Cosa ti propone “Senzaetichette”
Ogni cosa ha un centro e da quel centro tutto è perfetto e tutto procede fluidamente quando lo si è raggiunto e quando si dimora in esso. È allora che il senso della vita e il nostro personale senso si fondono e tutto assume la giusta dimensione e procede. Quando ciò avviene non c’è più nulla che rappresenti un ostacolo perché tutto ciò che accade viene assimilato e vissuto per quello che è, senza giudizio, senza etichette, senza la distinzione bene/male. Quando si entra in questa dimensione è perche si sta vivendo dal cuore, dove risiede ogni conoscenza, dove ciò che è meglio per noi viene scelto spontaneamente, dove non è più necessaria una guida esterna a noi, dove angeli e maestri ascesi ci parlano direttamente, dal nostro stesso Sé. Il nostro stesso Sé, il nostro stesso cuore è la fonte di ogni realizzazione e di ogni benessere, quando siamo in contatto con noi stessi non vi è alcun indottrinamento a cui essere soggetti e spontaneamente, in ogni credo, in ogni religione, in ogni tradizione, in ogni insegnamento dei maestri di tutti i tempi, possiamo facilmente scorgere un solo unico eterno messaggio:io sono il centro di me stesso, io sono, in me stesso ho tutte le risposte. Io sono la fonte. Io sono la pace. Non si tratta di raggiungere qualcosa, ma solo di eliminare qualcosa: tutto ciò che ci fa credere di essere separati dal resto del mondo, dall’Universo, da Madre Terra. Ogni sofferenza e ogni percezione di ostacoli richiede non un mettere ma un togliere. Togliere credenze, togliere atteggiamenti, togliere per far emergere ciò che già è ed è da sempre. Cancellare l’idea che siamo separati dalla Pace inesauribile ed indicibile a cui già ora potremmo avere accesso.

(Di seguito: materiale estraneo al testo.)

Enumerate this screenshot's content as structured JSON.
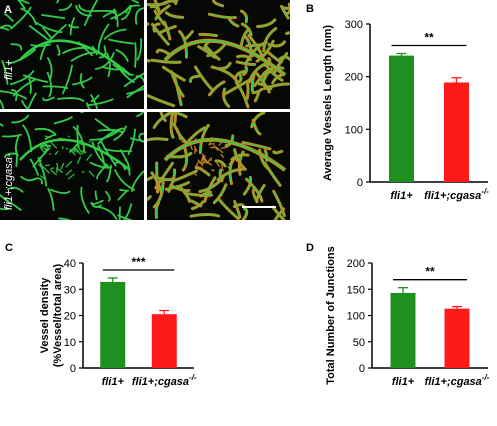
{
  "panel_labels": {
    "a": "A",
    "b": "B",
    "c": "C",
    "d": "D"
  },
  "micrographs": {
    "row_labels": [
      "fli1+",
      "fli1+;cgasa-"
    ],
    "colors": {
      "vessel": "#33cc4a",
      "overlay": "#cc8a22",
      "background": "#060806",
      "scale_bar": "#ffffff"
    }
  },
  "colors": {
    "green": "#1f8f1f",
    "red": "#ff1a1a"
  },
  "chart_data": [
    {
      "panel": "B",
      "type": "bar",
      "categories": [
        "fli1+",
        "fli1+;cgasa"
      ],
      "category_superscript": [
        "",
        "-/-"
      ],
      "values": [
        240,
        189
      ],
      "errors": [
        4,
        9
      ],
      "ylabel": "Average Vessels Length (mm)",
      "ylim": [
        0,
        300
      ],
      "yticks": [
        0,
        100,
        200,
        300
      ],
      "significance": "**",
      "colors": [
        "#1f8f1f",
        "#ff1a1a"
      ]
    },
    {
      "panel": "C",
      "type": "bar",
      "categories": [
        "fli1+",
        "fli1+;cgasa"
      ],
      "category_superscript": [
        "",
        "-/-"
      ],
      "values": [
        32.8,
        20.5
      ],
      "errors": [
        1.5,
        1.4
      ],
      "ylabel": "Vessel density (%Vessel/total area)",
      "ylabel_lines": [
        "Vessel density",
        "(%Vessel/total area)"
      ],
      "ylim": [
        0,
        40
      ],
      "yticks": [
        0,
        10,
        20,
        30,
        40
      ],
      "significance": "***",
      "colors": [
        "#1f8f1f",
        "#ff1a1a"
      ]
    },
    {
      "panel": "D",
      "type": "bar",
      "categories": [
        "fli1+",
        "fli1+;cgasa"
      ],
      "category_superscript": [
        "",
        "-/-"
      ],
      "values": [
        143,
        113
      ],
      "errors": [
        10,
        4
      ],
      "ylabel": "Total Number of Junctions",
      "ylim": [
        0,
        200
      ],
      "yticks": [
        0,
        50,
        100,
        150,
        200
      ],
      "significance": "**",
      "colors": [
        "#1f8f1f",
        "#ff1a1a"
      ]
    }
  ]
}
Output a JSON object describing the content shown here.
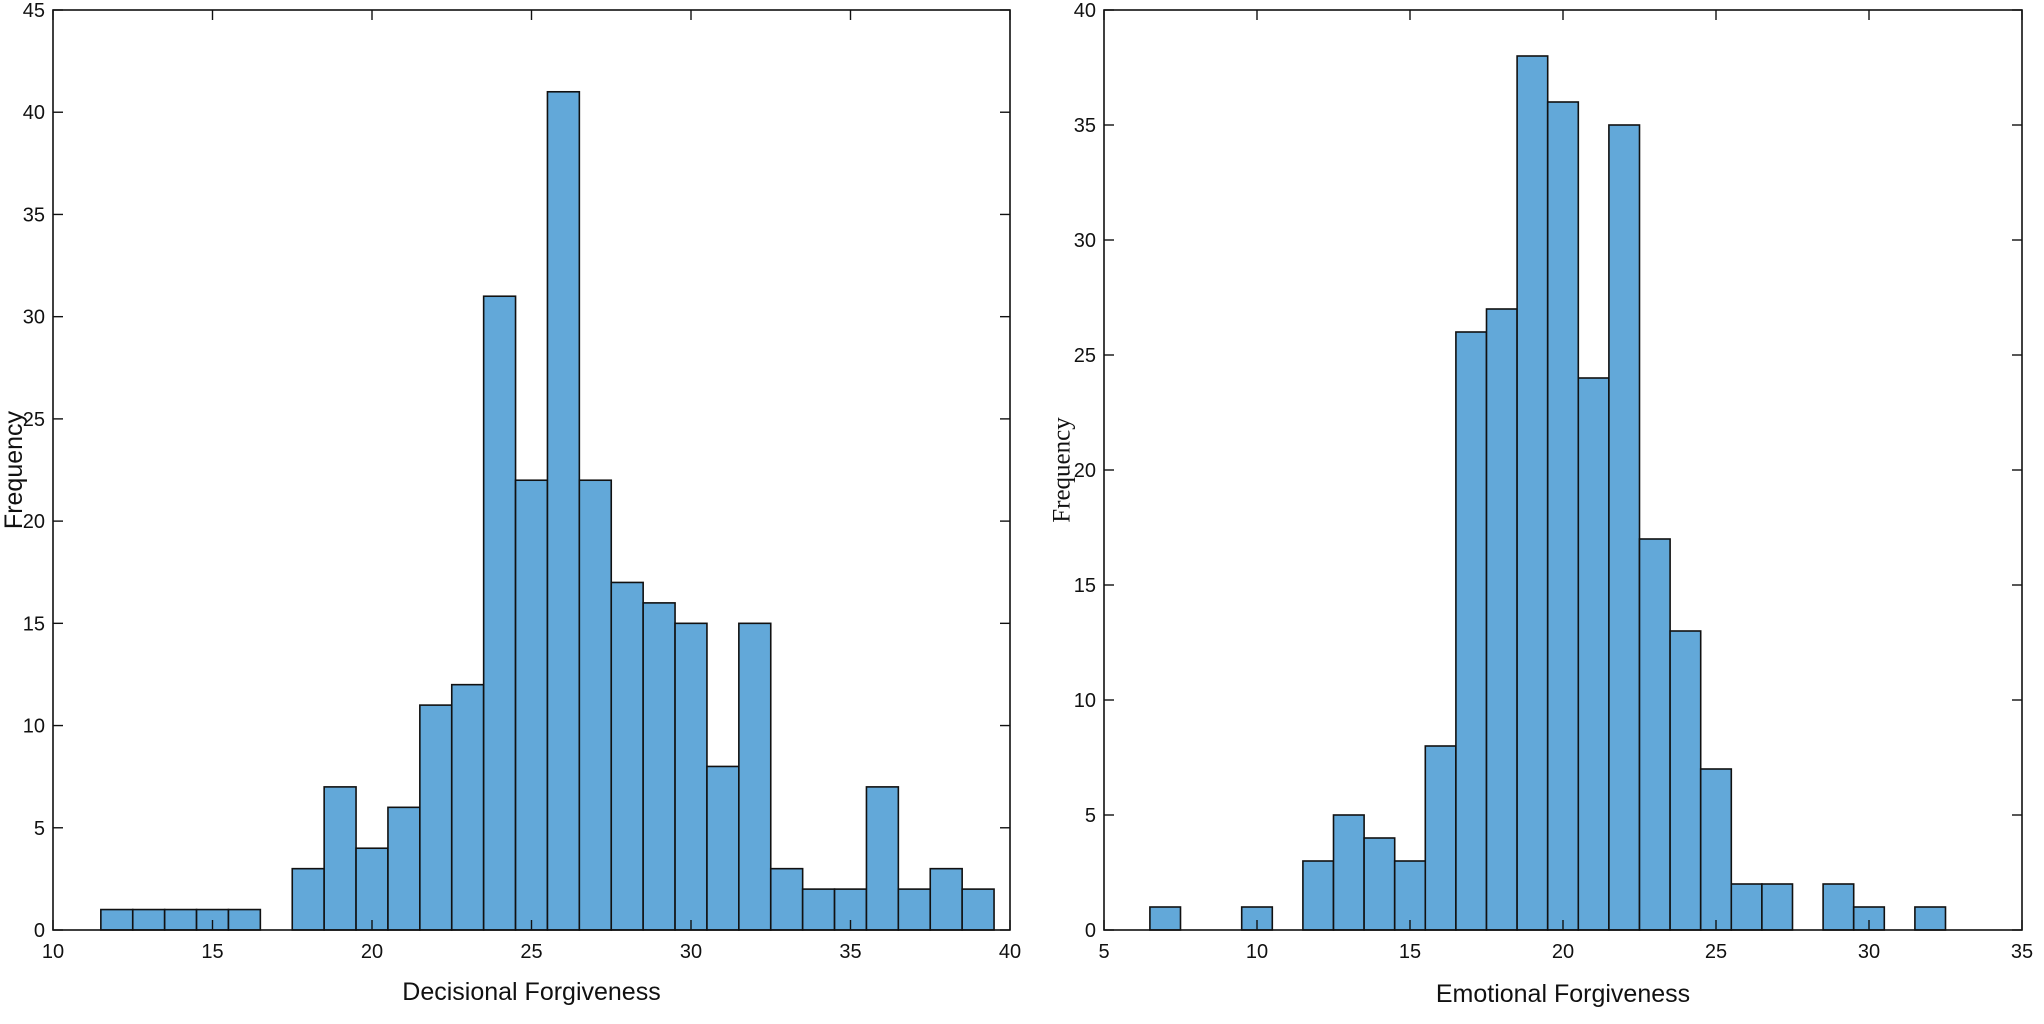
{
  "chart_data": [
    {
      "type": "bar",
      "subtype": "histogram",
      "title": "",
      "xlabel": "Decisional Forgiveness",
      "ylabel": "Frequency",
      "xlim": [
        10,
        40
      ],
      "ylim": [
        0,
        45
      ],
      "xticks": [
        10,
        15,
        20,
        25,
        30,
        35,
        40
      ],
      "yticks": [
        0,
        5,
        10,
        15,
        20,
        25,
        30,
        35,
        40,
        45
      ],
      "bin_width": 1,
      "bin_centers": [
        12,
        13,
        14,
        15,
        16,
        17,
        18,
        19,
        20,
        21,
        22,
        23,
        24,
        25,
        26,
        27,
        28,
        29,
        30,
        31,
        32,
        33,
        34,
        35,
        36,
        37,
        38,
        39
      ],
      "values": [
        1,
        1,
        1,
        1,
        1,
        0,
        3,
        7,
        4,
        6,
        11,
        12,
        31,
        22,
        41,
        22,
        17,
        16,
        15,
        8,
        15,
        3,
        2,
        2,
        7,
        2,
        3,
        2
      ],
      "bar_color": "#62a8d9",
      "edge_color": "#111111",
      "grid": false
    },
    {
      "type": "bar",
      "subtype": "histogram",
      "title": "",
      "xlabel": "Emotional Forgiveness",
      "ylabel": "Frequency",
      "xlim": [
        5,
        35
      ],
      "ylim": [
        0,
        40
      ],
      "xticks": [
        5,
        10,
        15,
        20,
        25,
        30,
        35
      ],
      "yticks": [
        0,
        5,
        10,
        15,
        20,
        25,
        30,
        35,
        40
      ],
      "bin_width": 1,
      "bin_centers": [
        7,
        8,
        9,
        10,
        11,
        12,
        13,
        14,
        15,
        16,
        17,
        18,
        19,
        20,
        21,
        22,
        23,
        24,
        25,
        26,
        27,
        28,
        29,
        30,
        31,
        32
      ],
      "values": [
        1,
        0,
        0,
        1,
        0,
        3,
        5,
        4,
        3,
        8,
        26,
        27,
        38,
        36,
        24,
        35,
        17,
        13,
        7,
        2,
        2,
        0,
        2,
        1,
        0,
        1
      ],
      "bar_color": "#62a8d9",
      "edge_color": "#111111",
      "grid": false
    }
  ]
}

Fintanto che crediamo nelle diverse forme e nei diversi livelli da raggiungere, procediamo per gradi e a volte possiamo appoggiarci ad altri compagni di viaggio, nell’attesa che, al cadere delle nostre illusioni, sorga spontaneamente la nostra Direzione Interna che procede dal cuore e che necessita di una cosa sola: essere ascoltata.
L’obiettivo principale di “Senzaetichette”, è spingere chiunque ci contatta ad avere come meta l’ascolto diretto della propria voce interiore poiché sono già avviati i tempi in cui ognuno diviene maestro di sé stesso. Ma da un punto bisogna pur iniziare e se ancora non si è fatto esperienza del contatto profondo con sé stessi, è possibile, solo per un limitato numero di volte, rivolgersi a chi, senza alcuna altra etichetta se non quella di “compagno di viaggio”, si è abituato ad ascoltare prima di tutto il proprio Sé, e poi gli Arcangeli ed i Maestri Ascesi. Ad alcuni di essi che ci assistono senza posa, possiamo rivolgere delle domande ricevendo un aiuto se ci sentiamo in difficoltà o se vogliamo comprendere degli aspetti di noi o ricevere discernimento su determinate situazioni.

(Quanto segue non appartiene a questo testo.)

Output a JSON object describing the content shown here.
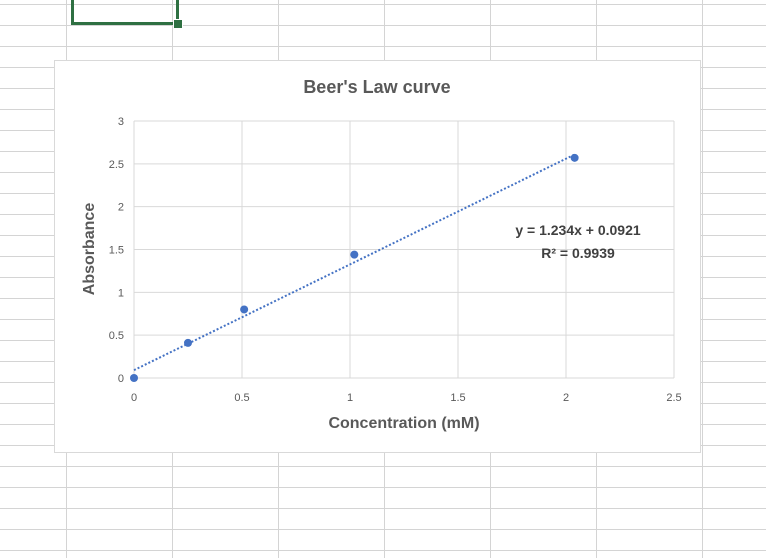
{
  "chart_data": {
    "type": "scatter",
    "title": "Beer's Law curve",
    "xlabel": "Concentration (mM)",
    "ylabel": "Absorbance",
    "xlim": [
      0,
      2.5
    ],
    "ylim": [
      0,
      3
    ],
    "xticks": [
      "0",
      "0.5",
      "1",
      "1.5",
      "2",
      "2.5"
    ],
    "yticks": [
      "0",
      "0.5",
      "1",
      "1.5",
      "2",
      "2.5",
      "3"
    ],
    "grid": true,
    "marker_color": "#4472c4",
    "trendline_color": "#4472c4",
    "series": [
      {
        "x": [
          0,
          0.25,
          0.51,
          1.02,
          2.04
        ],
        "y": [
          0,
          0.41,
          0.8,
          1.44,
          2.57
        ]
      }
    ],
    "trendline": {
      "type": "linear",
      "slope": 1.234,
      "intercept": 0.0921,
      "x_range": [
        0,
        2.04
      ],
      "equation_label": "y = 1.234x + 0.0921",
      "r2_label": "R² = 0.9939"
    }
  }
}
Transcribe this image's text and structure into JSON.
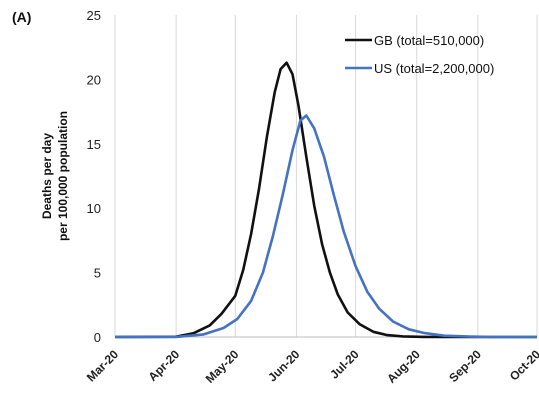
{
  "chart_data": {
    "type": "line",
    "panel_label": "(A)",
    "ylabel": [
      "Deaths per day",
      "per 100,000 population"
    ],
    "ylim": [
      0,
      25
    ],
    "yticks": [
      0,
      5,
      10,
      15,
      20,
      25
    ],
    "xticks": [
      "Mar-20",
      "Apr-20",
      "May-20",
      "Jun-20",
      "Jul-20",
      "Aug-20",
      "Sep-20",
      "Oct-20"
    ],
    "xlim": [
      "2020-03-01",
      "2020-10-01"
    ],
    "grid": "vertical",
    "legend_position": "top-right",
    "series": [
      {
        "name": "GB (total=510,000)",
        "color": "#111111",
        "x": [
          "2020-03-01",
          "2020-04-01",
          "2020-04-10",
          "2020-04-18",
          "2020-04-24",
          "2020-05-01",
          "2020-05-05",
          "2020-05-09",
          "2020-05-13",
          "2020-05-17",
          "2020-05-21",
          "2020-05-24",
          "2020-05-27",
          "2020-05-30",
          "2020-06-02",
          "2020-06-06",
          "2020-06-10",
          "2020-06-14",
          "2020-06-18",
          "2020-06-22",
          "2020-06-27",
          "2020-07-03",
          "2020-07-10",
          "2020-07-17",
          "2020-07-25",
          "2020-08-05",
          "2020-08-20",
          "2020-10-01"
        ],
        "y": [
          0,
          0.02,
          0.3,
          0.9,
          1.8,
          3.2,
          5.2,
          8.0,
          11.5,
          15.5,
          19.0,
          20.8,
          21.3,
          20.4,
          18.0,
          14.0,
          10.2,
          7.2,
          5.0,
          3.3,
          1.9,
          1.0,
          0.4,
          0.15,
          0.05,
          0.01,
          0,
          0
        ]
      },
      {
        "name": "US (total=2,200,000)",
        "color": "#4472c4",
        "x": [
          "2020-03-01",
          "2020-04-01",
          "2020-04-15",
          "2020-04-25",
          "2020-05-02",
          "2020-05-09",
          "2020-05-15",
          "2020-05-20",
          "2020-05-25",
          "2020-05-30",
          "2020-06-03",
          "2020-06-06",
          "2020-06-10",
          "2020-06-15",
          "2020-06-20",
          "2020-06-25",
          "2020-07-01",
          "2020-07-07",
          "2020-07-13",
          "2020-07-20",
          "2020-07-28",
          "2020-08-05",
          "2020-08-15",
          "2020-08-28",
          "2020-09-10",
          "2020-10-01"
        ],
        "y": [
          0,
          0.01,
          0.2,
          0.7,
          1.4,
          2.8,
          5.0,
          7.8,
          11.0,
          14.5,
          16.8,
          17.2,
          16.2,
          14.0,
          11.0,
          8.2,
          5.5,
          3.5,
          2.2,
          1.2,
          0.6,
          0.3,
          0.1,
          0.03,
          0,
          0
        ]
      }
    ]
  }
}
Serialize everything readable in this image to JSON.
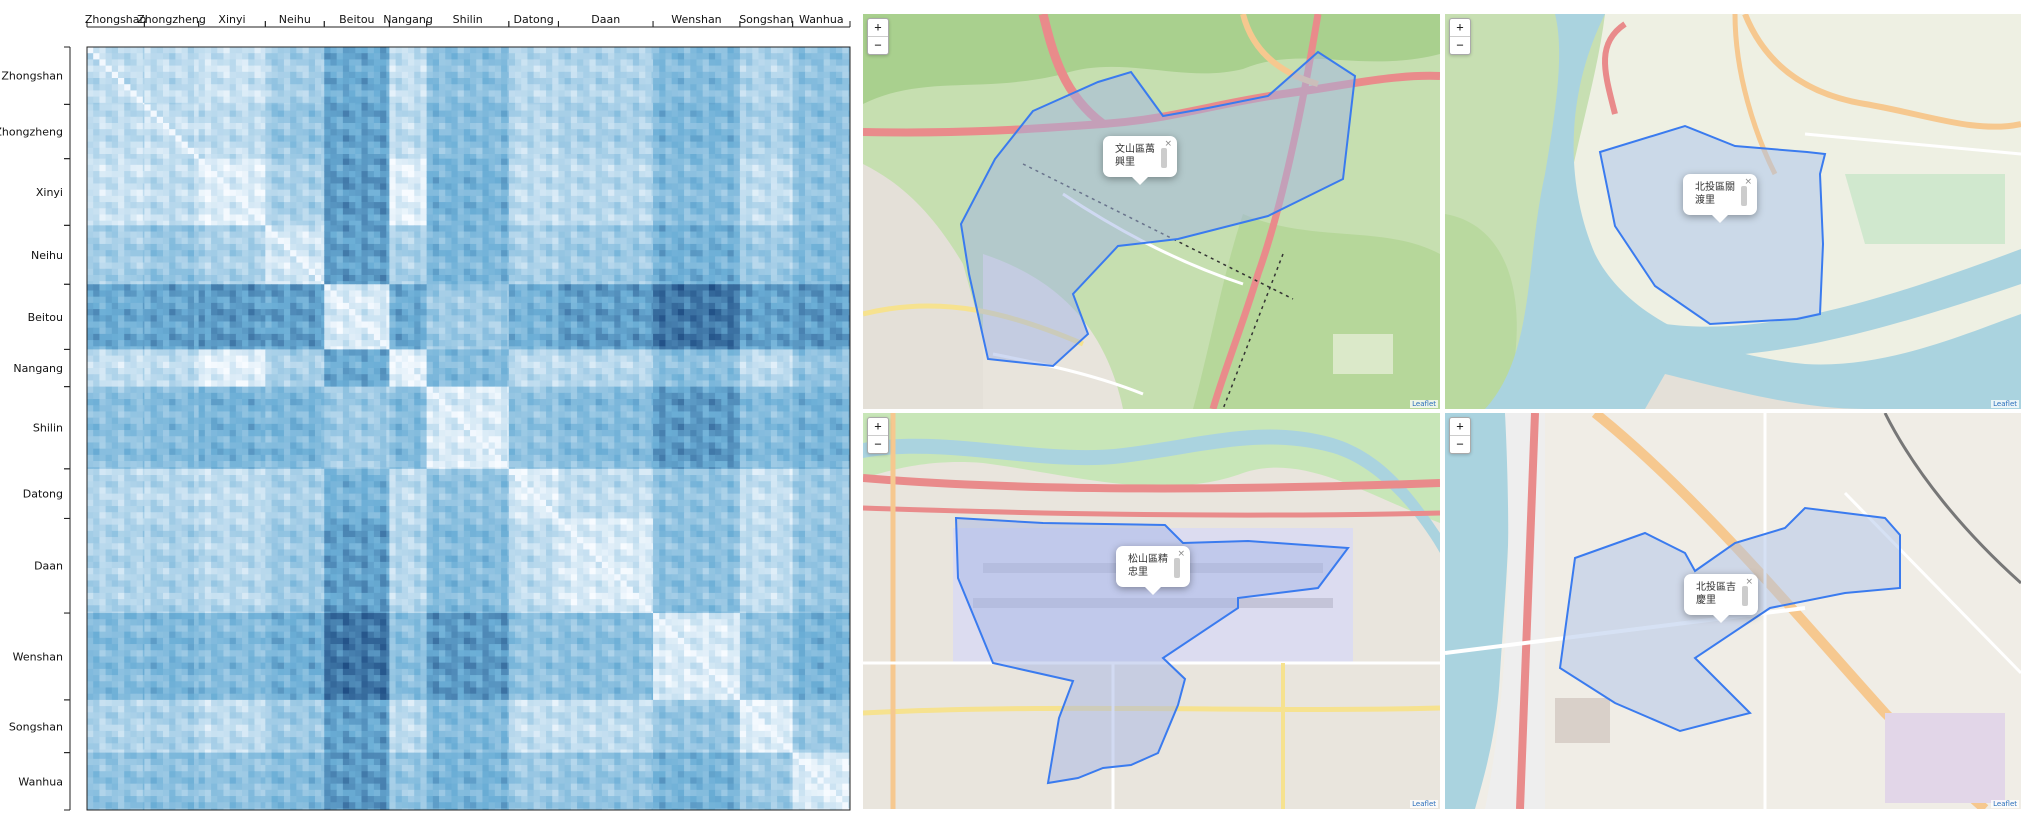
{
  "chart_data": {
    "type": "heatmap",
    "title": "",
    "xlabel": "",
    "ylabel": "",
    "categories": [
      "Zhongshan",
      "Zhongzheng",
      "Xinyi",
      "Neihu",
      "Beitou",
      "Nangang",
      "Shilin",
      "Datong",
      "Daan",
      "Wenshan",
      "Songshan",
      "Wanhua"
    ],
    "group_sizes": [
      37,
      35,
      43,
      38,
      42,
      24,
      53,
      32,
      61,
      56,
      34,
      37
    ],
    "mean_intensity": [
      [
        0.22,
        0.22,
        0.18,
        0.32,
        0.55,
        0.2,
        0.42,
        0.25,
        0.28,
        0.45,
        0.28,
        0.4
      ],
      [
        0.22,
        0.2,
        0.22,
        0.38,
        0.58,
        0.22,
        0.45,
        0.25,
        0.3,
        0.48,
        0.3,
        0.42
      ],
      [
        0.18,
        0.22,
        0.1,
        0.3,
        0.62,
        0.08,
        0.5,
        0.22,
        0.25,
        0.45,
        0.22,
        0.4
      ],
      [
        0.32,
        0.38,
        0.3,
        0.15,
        0.6,
        0.3,
        0.48,
        0.3,
        0.35,
        0.52,
        0.35,
        0.45
      ],
      [
        0.55,
        0.58,
        0.62,
        0.6,
        0.12,
        0.55,
        0.35,
        0.5,
        0.6,
        0.75,
        0.58,
        0.62
      ],
      [
        0.2,
        0.22,
        0.08,
        0.3,
        0.55,
        0.08,
        0.45,
        0.22,
        0.25,
        0.42,
        0.22,
        0.38
      ],
      [
        0.42,
        0.45,
        0.5,
        0.48,
        0.35,
        0.45,
        0.12,
        0.4,
        0.45,
        0.62,
        0.45,
        0.5
      ],
      [
        0.25,
        0.25,
        0.22,
        0.3,
        0.5,
        0.22,
        0.4,
        0.12,
        0.22,
        0.4,
        0.2,
        0.35
      ],
      [
        0.28,
        0.3,
        0.25,
        0.35,
        0.6,
        0.25,
        0.45,
        0.22,
        0.12,
        0.42,
        0.22,
        0.38
      ],
      [
        0.45,
        0.48,
        0.45,
        0.52,
        0.75,
        0.42,
        0.62,
        0.4,
        0.42,
        0.12,
        0.38,
        0.5
      ],
      [
        0.28,
        0.3,
        0.22,
        0.35,
        0.58,
        0.22,
        0.45,
        0.2,
        0.22,
        0.38,
        0.1,
        0.35
      ],
      [
        0.4,
        0.42,
        0.4,
        0.45,
        0.62,
        0.38,
        0.5,
        0.35,
        0.38,
        0.5,
        0.35,
        0.12
      ]
    ],
    "colormap": "Blues",
    "legend": "none"
  },
  "maps": [
    {
      "popup_line1": "文山區萬",
      "popup_line2": "興里",
      "close": "×",
      "fill": "#9fb4e6"
    },
    {
      "popup_line1": "北投區關",
      "popup_line2": "渡里",
      "close": "×",
      "fill": "#a7c2ee"
    },
    {
      "popup_line1": "松山區精",
      "popup_line2": "忠里",
      "close": "×",
      "fill": "#a5b6e6"
    },
    {
      "popup_line1": "北投區吉",
      "popup_line2": "慶里",
      "close": "×",
      "fill": "#aec3ea"
    }
  ],
  "map_controls": {
    "zoom_in": "+",
    "zoom_out": "−",
    "attribution": "Leaflet"
  },
  "colors": {
    "polygon_stroke": "#3a7bef",
    "heatmap_light": "#f7fbff",
    "heatmap_dark": "#08519c"
  }
}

Tutto nella vita ci spinge a vivere con piena consapevolezza questa semplice verità: siamo noi a creare ciò che sperimentiamo, non siamo vittime della realtà, ma creatori di essa: creiamo continuamente. Ecco perché annullando vecchi modelli, pensieri inutili e dannosi e atteggiamenti mentali di dipendenza e vittimismo, trasformiamo realmente e concretamente anche le nostre vite e cominciano ad accaderci cose in linea con i più profondi desideri del nostro cuore. Per questo nel corso della canalizzazione di Luce si opera procedendo secondo:
- Cancellazione
- Riempimento
- Decretazione
In seguito viene suggerito di proseguire tale sistema nella propria quotidianità quando emergono emozioni, disagi, sentimenti indesiderati, perché sempre e solo noi siamo gli artefici di ciò che ci accade. Ecco perché l’aiuto che momentaneamente ci viene offerto non può essere protratto nel tempo, esso è utile perché rimanda alla responsabilità di accorgerci che siamo noi a creare e costruire la nostra realtà a nostro piacimento.